For the British public, of a certain age, there is an image which is almost synonymous with the term ‘class’. I’m talking about John Cleese, Ronnie Barker and Ronnie Corbett lined up, in descending order of height, on the BBC The Freeze Report. Their 1966 “class sketch” satirized the tripartite social structure – upper, middle, working class – supposed to organize life in post-war Britain. ‘I am watching him [John Cleese] because he’s upper class,” Barker says. ‘But I despise him [Corbett] because he is lower class. The recurring punchline, repeated by Corbett: “I know my place.”
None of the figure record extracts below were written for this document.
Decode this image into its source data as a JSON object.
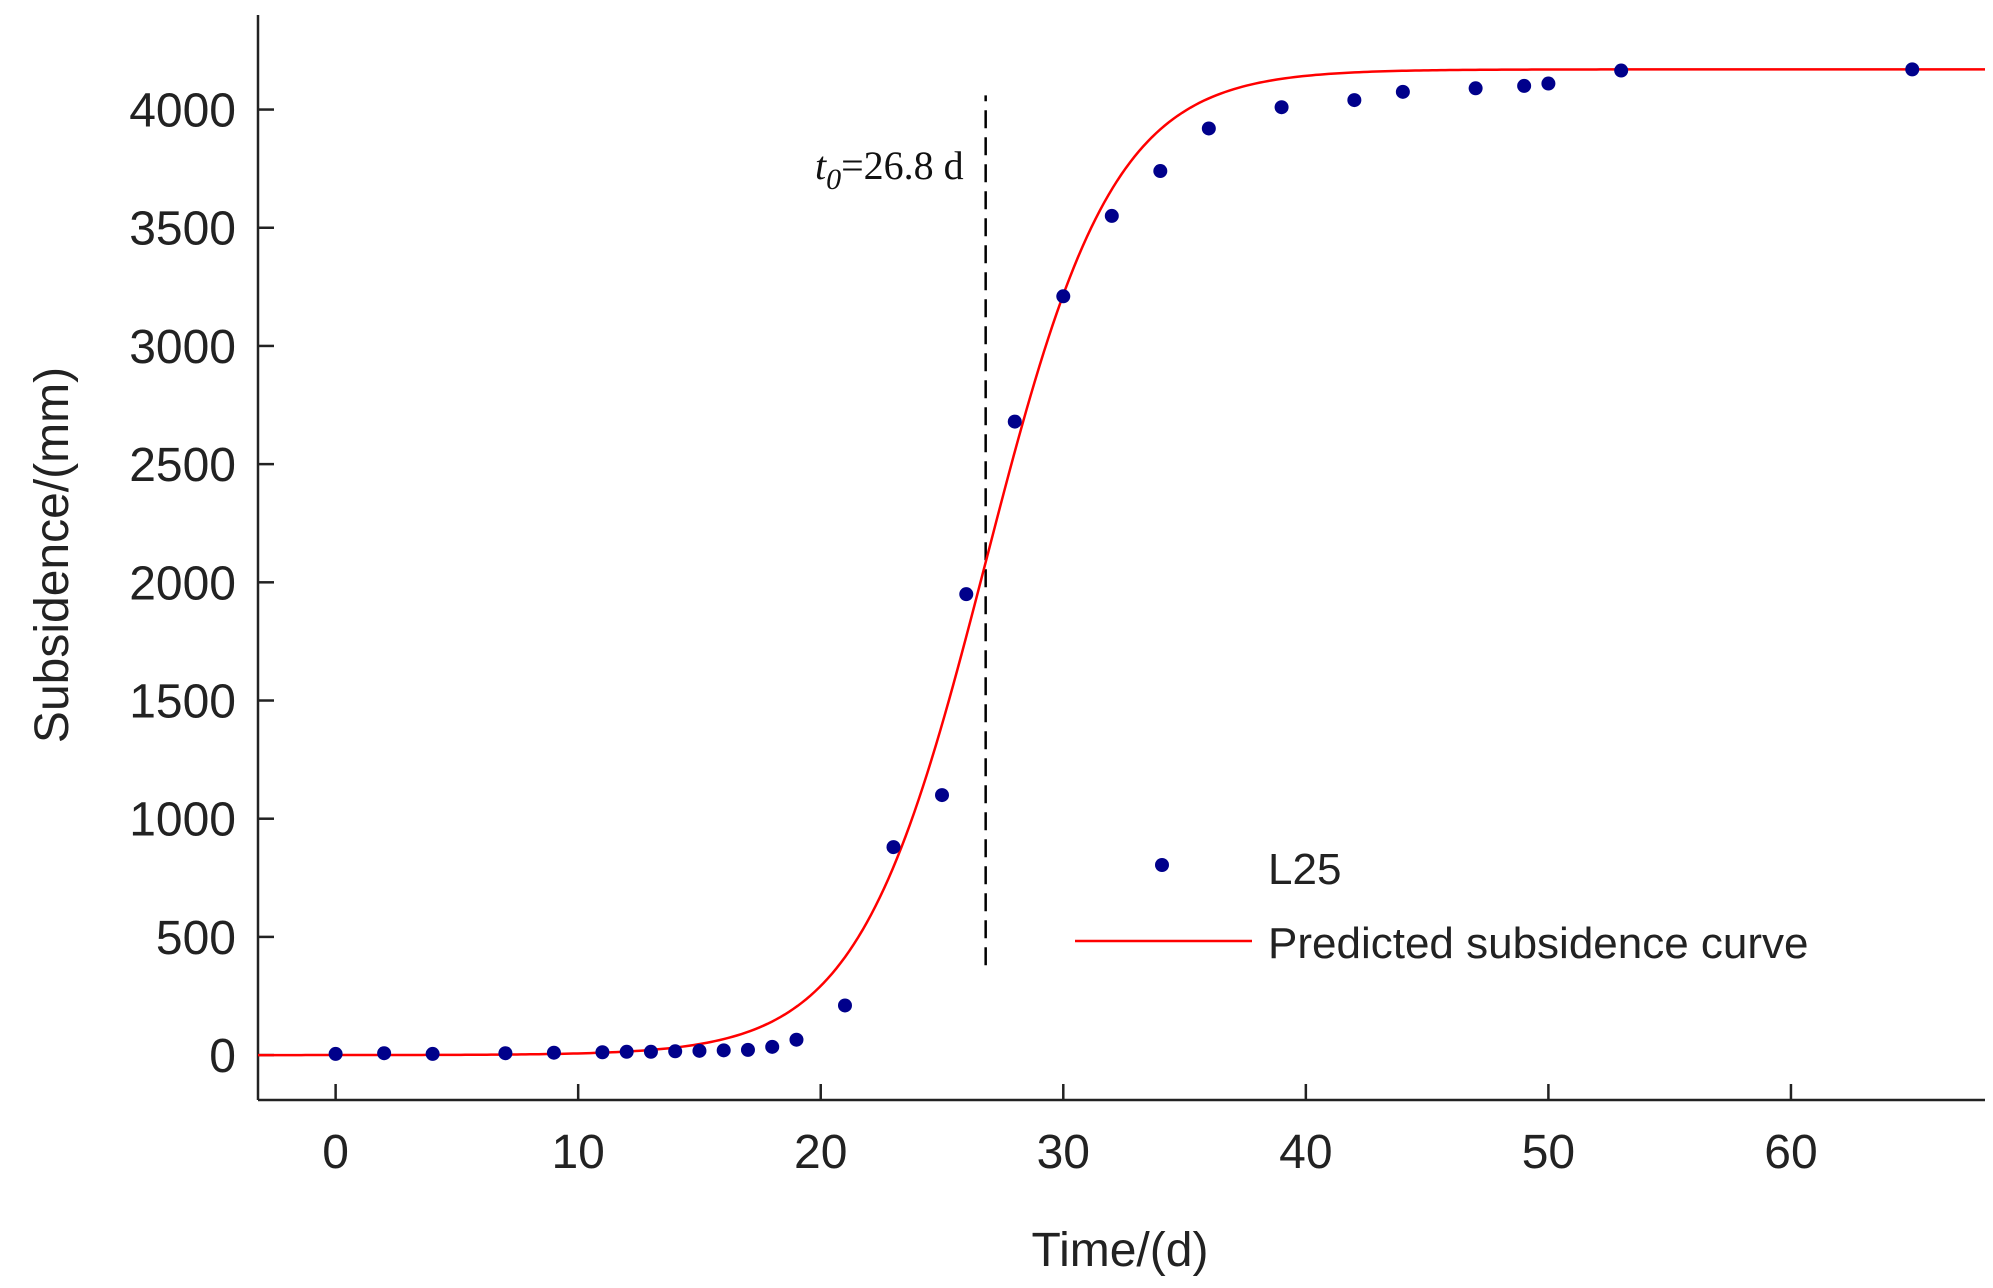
{
  "chart_data": {
    "type": "scatter",
    "title": "",
    "xlabel": "Time/(d)",
    "ylabel": "Subsidence/(mm)",
    "xlim": [
      -3.2,
      68
    ],
    "ylim": [
      -190,
      4400
    ],
    "xticks": [
      0,
      10,
      20,
      30,
      40,
      50,
      60
    ],
    "yticks": [
      0,
      500,
      1000,
      1500,
      2000,
      2500,
      3000,
      3500,
      4000
    ],
    "grid": false,
    "legend_position": "lower-right",
    "series": [
      {
        "name": "L25",
        "kind": "scatter",
        "color": "#00008b",
        "x": [
          0,
          2,
          4,
          7,
          9,
          11,
          12,
          13,
          14,
          15,
          16,
          17,
          18,
          19,
          21,
          23,
          25,
          26,
          28,
          30,
          32,
          34,
          36,
          39,
          42,
          44,
          47,
          49,
          50,
          53,
          65
        ],
        "y": [
          5,
          8,
          5,
          8,
          10,
          12,
          14,
          14,
          16,
          18,
          20,
          22,
          35,
          65,
          210,
          880,
          1100,
          1950,
          2680,
          3210,
          3550,
          3740,
          3920,
          4010,
          4040,
          4075,
          4090,
          4100,
          4110,
          4165,
          4170
        ]
      },
      {
        "name": "Predicted subsidence curve",
        "kind": "line",
        "color": "#ff0000",
        "model": "logistic",
        "params": {
          "max": 4170,
          "t0": 26.8,
          "k": 0.38
        },
        "x_range": [
          -3.2,
          68
        ]
      }
    ],
    "annotations": [
      {
        "kind": "vline",
        "x": 26.8,
        "y_range": [
          380,
          4060
        ],
        "style": "dashed",
        "color": "#000000",
        "label_main": "t",
        "label_sub": "0",
        "label_rest": "=26.8 d"
      }
    ]
  }
}
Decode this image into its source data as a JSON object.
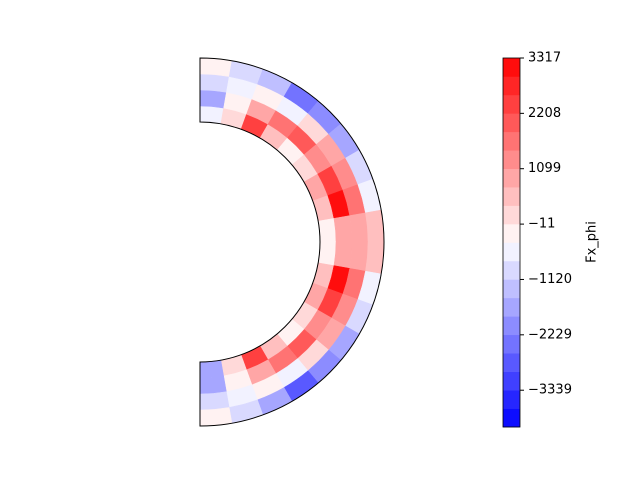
{
  "chart_data": {
    "type": "meridional-contour",
    "colorbar_label": "Fx_phi",
    "clim": [
      -4076,
      3317
    ],
    "levels": 20,
    "colormap": "bwr",
    "colorbar_ticks": [
      {
        "value": -3339,
        "label": "−3339"
      },
      {
        "value": -2229,
        "label": "−2229"
      },
      {
        "value": -1120,
        "label": "−1120"
      },
      {
        "value": -11,
        "label": "−11"
      },
      1099,
      2208,
      3317
    ],
    "values": [
      [
        -500,
        -1500,
        -800,
        -300
      ],
      [
        200,
        -300,
        -600,
        -1000
      ],
      [
        2500,
        800,
        -300,
        -1200
      ],
      [
        500,
        1500,
        -500,
        -2500
      ],
      [
        -300,
        2000,
        300,
        -2000
      ],
      [
        300,
        1200,
        800,
        -1500
      ],
      [
        800,
        2500,
        1200,
        -800
      ],
      [
        500,
        3000,
        1500,
        -500
      ],
      [
        -300,
        800,
        1000,
        400
      ],
      [
        -300,
        800,
        1000,
        400
      ],
      [
        500,
        3000,
        1500,
        -500
      ],
      [
        800,
        2500,
        1200,
        -800
      ],
      [
        300,
        1200,
        800,
        -1500
      ],
      [
        -300,
        2000,
        300,
        -2000
      ],
      [
        500,
        1500,
        -500,
        -2800
      ],
      [
        2500,
        800,
        -300,
        -1500
      ],
      [
        200,
        -300,
        -600,
        -1000
      ],
      [
        -1500,
        -1500,
        -800,
        -300
      ]
    ]
  }
}
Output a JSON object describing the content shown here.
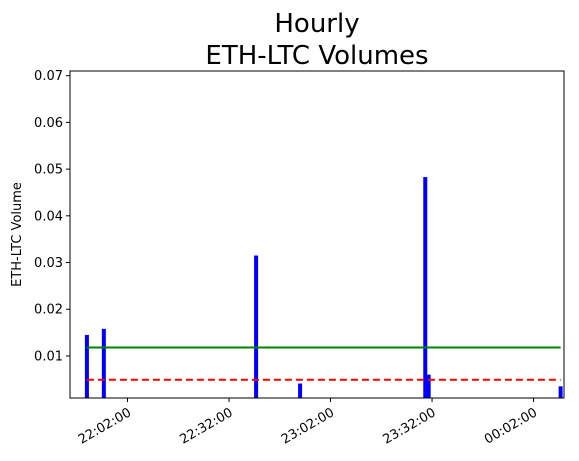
{
  "chart_data": {
    "type": "bar",
    "title_lines": [
      "Hourly",
      "ETH-LTC Volumes"
    ],
    "ylabel": "ETH-LTC Volume",
    "xlabel": "",
    "ylim": [
      0.001,
      0.071
    ],
    "yticks": [
      0.01,
      0.02,
      0.03,
      0.04,
      0.05,
      0.06,
      0.07
    ],
    "ytick_labels": [
      "0.01",
      "0.02",
      "0.03",
      "0.04",
      "0.05",
      "0.06",
      "0.07"
    ],
    "xlim": [
      "21:45:00",
      "00:11:00"
    ],
    "xticks": [
      "22:02:00",
      "22:32:00",
      "23:02:00",
      "23:32:00",
      "00:02:00"
    ],
    "series": [
      {
        "color": "#0000ff",
        "points": [
          {
            "time": "21:50:00",
            "volume": 0.0145
          },
          {
            "time": "21:55:00",
            "volume": 0.0158
          },
          {
            "time": "22:40:00",
            "volume": 0.0315
          },
          {
            "time": "22:53:00",
            "volume": 0.0041
          },
          {
            "time": "23:30:00",
            "volume": 0.0483
          },
          {
            "time": "23:31:00",
            "volume": 0.006
          },
          {
            "time": "00:10:00",
            "volume": 0.0035
          }
        ]
      }
    ],
    "reference_lines": [
      {
        "value": 0.0118,
        "color": "#008000",
        "style": "solid"
      },
      {
        "value": 0.0049,
        "color": "#ff0000",
        "style": "dashed"
      }
    ],
    "grid": false,
    "legend": "none"
  }
}
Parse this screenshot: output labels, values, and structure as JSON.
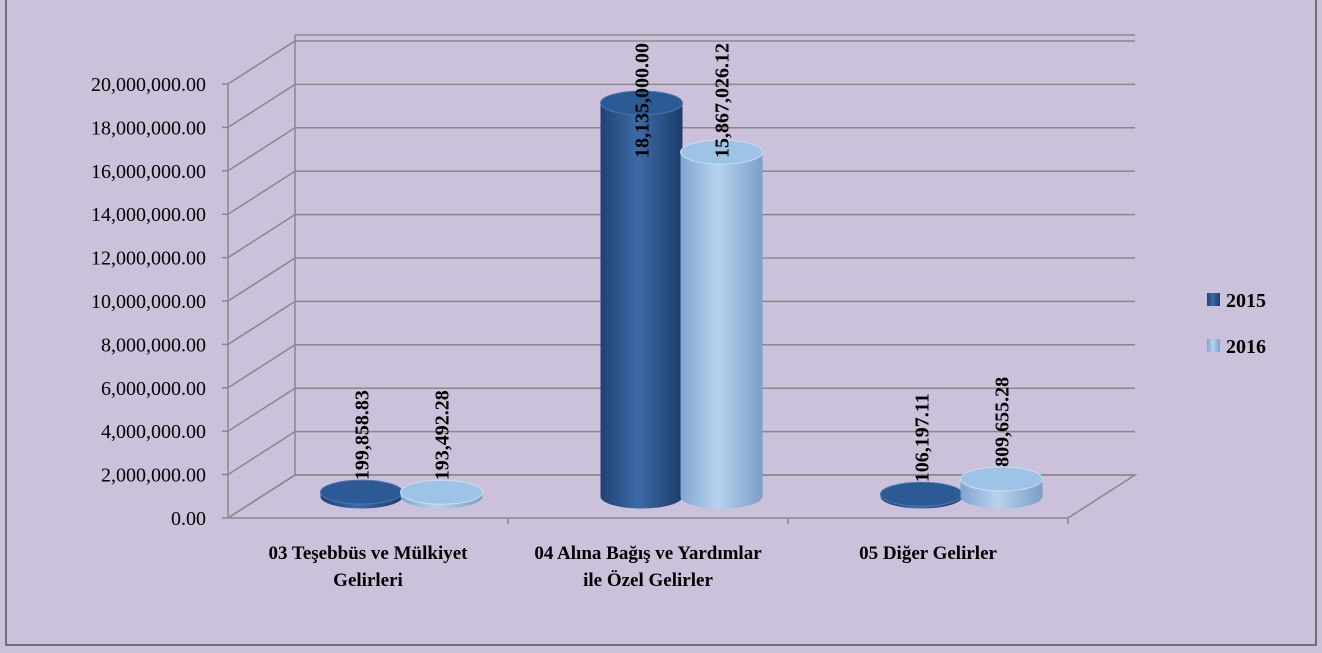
{
  "chart_data": {
    "type": "bar3d",
    "categories": [
      "03 Teşebbüs ve Mülkiyet Gelirleri",
      "04 Alına Bağış ve Yardımlar ile Özel Gelirler",
      "05 Diğer Gelirler"
    ],
    "series": [
      {
        "name": "2015",
        "color": "#2c5a94",
        "values": [
          199858.83,
          18135000,
          106197.11
        ],
        "value_labels": [
          "199,858.83",
          "18,135,000.00",
          "106,197.11"
        ]
      },
      {
        "name": "2016",
        "color": "#9dc3e6",
        "values": [
          193492.28,
          15867026.12,
          809655.28
        ],
        "value_labels": [
          "193,492.28",
          "15,867,026.12",
          "809,655.28"
        ]
      }
    ],
    "ylim": [
      0,
      20000000
    ],
    "yticks": [
      {
        "value": 0,
        "label": "0.00"
      },
      {
        "value": 2000000,
        "label": "2,000,000.00"
      },
      {
        "value": 4000000,
        "label": "4,000,000.00"
      },
      {
        "value": 6000000,
        "label": "6,000,000.00"
      },
      {
        "value": 8000000,
        "label": "8,000,000.00"
      },
      {
        "value": 10000000,
        "label": "10,000,000.00"
      },
      {
        "value": 12000000,
        "label": "12,000,000.00"
      },
      {
        "value": 14000000,
        "label": "14,000,000.00"
      },
      {
        "value": 16000000,
        "label": "16,000,000.00"
      },
      {
        "value": 18000000,
        "label": "18,000,000.00"
      },
      {
        "value": 20000000,
        "label": "20,000,000.00"
      }
    ],
    "grid": true,
    "legend": "right"
  }
}
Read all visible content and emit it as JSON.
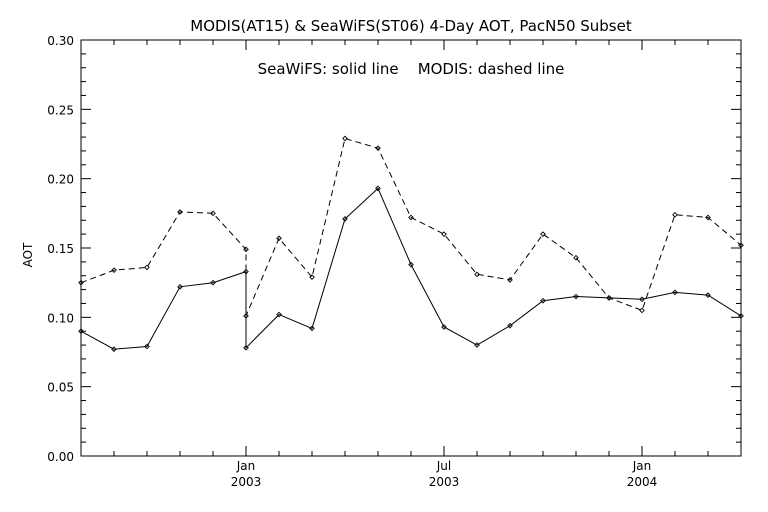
{
  "chart_data": {
    "type": "line",
    "title": "MODIS(AT15) & SeaWiFS(ST06) 4-Day AOT, PacN50 Subset",
    "annotation": "SeaWiFS: solid line    MODIS: dashed line",
    "xlabel": "",
    "ylabel": "AOT",
    "ylim": [
      0.0,
      0.3
    ],
    "yticks": [
      "0.00",
      "0.05",
      "0.10",
      "0.15",
      "0.20",
      "0.25",
      "0.30"
    ],
    "x_axis": {
      "unit": "month",
      "range": [
        "2002-08",
        "2004-04"
      ],
      "labeled_ticks": [
        {
          "date": "2003-01",
          "month": "Jan",
          "year": "2003"
        },
        {
          "date": "2003-07",
          "month": "Jul",
          "year": "2003"
        },
        {
          "date": "2004-01",
          "month": "Jan",
          "year": "2004"
        }
      ]
    },
    "grid": false,
    "legend": "none",
    "series": [
      {
        "name": "SeaWiFS",
        "style": "solid",
        "points": [
          [
            "2002-08",
            0.09
          ],
          [
            "2002-09",
            0.077
          ],
          [
            "2002-10",
            0.079
          ],
          [
            "2002-11",
            0.122
          ],
          [
            "2002-12",
            0.125
          ],
          [
            "2003-01",
            0.133
          ],
          [
            "2003-01",
            0.078
          ],
          [
            "2003-02",
            0.102
          ],
          [
            "2003-03",
            0.092
          ],
          [
            "2003-04",
            0.171
          ],
          [
            "2003-05",
            0.193
          ],
          [
            "2003-06",
            0.138
          ],
          [
            "2003-07",
            0.093
          ],
          [
            "2003-08",
            0.08
          ],
          [
            "2003-09",
            0.094
          ],
          [
            "2003-10",
            0.112
          ],
          [
            "2003-11",
            0.115
          ],
          [
            "2003-12",
            0.114
          ],
          [
            "2004-01",
            0.113
          ],
          [
            "2004-02",
            0.118
          ],
          [
            "2004-03",
            0.116
          ],
          [
            "2004-04",
            0.101
          ]
        ]
      },
      {
        "name": "MODIS",
        "style": "dashed",
        "points": [
          [
            "2002-08",
            0.125
          ],
          [
            "2002-09",
            0.134
          ],
          [
            "2002-10",
            0.136
          ],
          [
            "2002-11",
            0.176
          ],
          [
            "2002-12",
            0.175
          ],
          [
            "2003-01",
            0.149
          ],
          [
            "2003-01",
            0.101
          ],
          [
            "2003-02",
            0.157
          ],
          [
            "2003-03",
            0.129
          ],
          [
            "2003-04",
            0.229
          ],
          [
            "2003-05",
            0.222
          ],
          [
            "2003-06",
            0.172
          ],
          [
            "2003-07",
            0.16
          ],
          [
            "2003-08",
            0.131
          ],
          [
            "2003-09",
            0.127
          ],
          [
            "2003-10",
            0.16
          ],
          [
            "2003-11",
            0.143
          ],
          [
            "2003-12",
            0.114
          ],
          [
            "2004-01",
            0.105
          ],
          [
            "2004-02",
            0.174
          ],
          [
            "2004-03",
            0.172
          ],
          [
            "2004-04",
            0.152
          ]
        ]
      }
    ]
  }
}
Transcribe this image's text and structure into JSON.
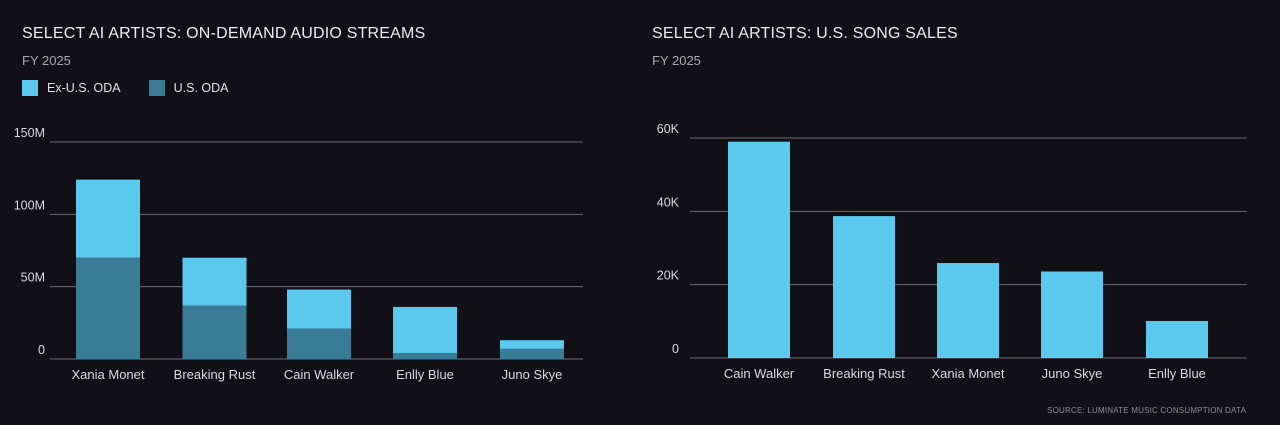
{
  "colors": {
    "background": "#111016",
    "ex_us": "#5bc8ee",
    "us": "#3a7c95",
    "grid": "#6b6b73",
    "axis_text": "#d9d9de"
  },
  "chart_data": [
    {
      "type": "bar",
      "stacked": true,
      "title": "SELECT AI ARTISTS: ON-DEMAND AUDIO STREAMS",
      "subtitle": "FY 2025",
      "categories": [
        "Xania Monet",
        "Breaking Rust",
        "Cain Walker",
        "Enlly Blue",
        "Juno Skye"
      ],
      "series": [
        {
          "name": "U.S. ODA",
          "color": "#3a7c95",
          "values": [
            70,
            37,
            21,
            4,
            7
          ]
        },
        {
          "name": "Ex-U.S. ODA",
          "color": "#5bc8ee",
          "values": [
            54,
            33,
            27,
            32,
            6
          ]
        }
      ],
      "legend": [
        {
          "label": "Ex-U.S. ODA",
          "color": "#5bc8ee"
        },
        {
          "label": "U.S. ODA",
          "color": "#3a7c95"
        }
      ],
      "yticks": [
        0,
        50,
        100,
        150
      ],
      "ytick_labels": [
        "0",
        "50M",
        "100M",
        "150M"
      ],
      "ylim": [
        0,
        150
      ],
      "unit": "millions of streams",
      "xlabel": "",
      "ylabel": "",
      "grid": true,
      "legend_position": "top-left"
    },
    {
      "type": "bar",
      "stacked": false,
      "title": "SELECT AI ARTISTS: U.S. SONG SALES",
      "subtitle": "FY 2025",
      "categories": [
        "Cain Walker",
        "Breaking Rust",
        "Xania Monet",
        "Juno Skye",
        "Enlly Blue"
      ],
      "series": [
        {
          "name": "U.S. Song Sales",
          "color": "#5bc8ee",
          "values": [
            59000,
            38700,
            25900,
            23600,
            10100
          ]
        }
      ],
      "yticks": [
        0,
        20000,
        40000,
        60000
      ],
      "ytick_labels": [
        "0",
        "20K",
        "40K",
        "60K"
      ],
      "ylim": [
        0,
        60000
      ],
      "xlabel": "",
      "ylabel": "",
      "grid": true
    }
  ],
  "source": "SOURCE: LUMINATE MUSIC CONSUMPTION DATA"
}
It’s funny, but oh so misleading. Not just for the way it suggests that the class system only involves men, but for the way it insinuates that it is fundamentally a matter of mindset – a kind of natural order with characteristics social. The thing is, as you and your curator know, this class is “material.” It is about his position in a concrete system that generates wealth and power. It is a relationship with real things – capital, factories, properties. Although working class people face discrimination on the basis of their accents and vocabulary, these are the symptoms and not the cause of the class system.

And it always changes. Billionaire Alan Sugar, for example, grew up in public housing in East London, but later became an industrialist and a member of the House of Lords. His class position has changed. (And that social apartment probably costs half a million pounds). Thatcherism. And that’s before you even entered the stagnation of the 2010s: if your mother is a secondary school teacher in England, she is paid 20% less in real terms today than 12 years ago. An art school degree may once have meant social mobility and the acquisition of what sociologist Pierre Bourdieu called “cultural capital” – many of the world’s famous British artists and designers come from modest and have passed through these institutions. Today that means having tens of thousands of pounds in debt.

It’s my way of saying that you shouldn’t feel guilty about participating in this exhibition. It sounds like a great opportunity. You depend on your salary to survive. As a caregiver, you are in one of the most typical working-class professions of the rich world. I’d be interested to know who owns the care organization you work for – as far as I know it’s a US hedge fund. It is them against whom you are in antagonistic opposition, not your fellow artists.

Working class does not mean poor – it is simply what it is increasingly associated with in the world we live in. But this can change, through political action, workplace organization and cultural activity: changing mentalities, circulating new ideas and experiences. So don’t “know your place”, as Ronnie Corbett joked – express yourself.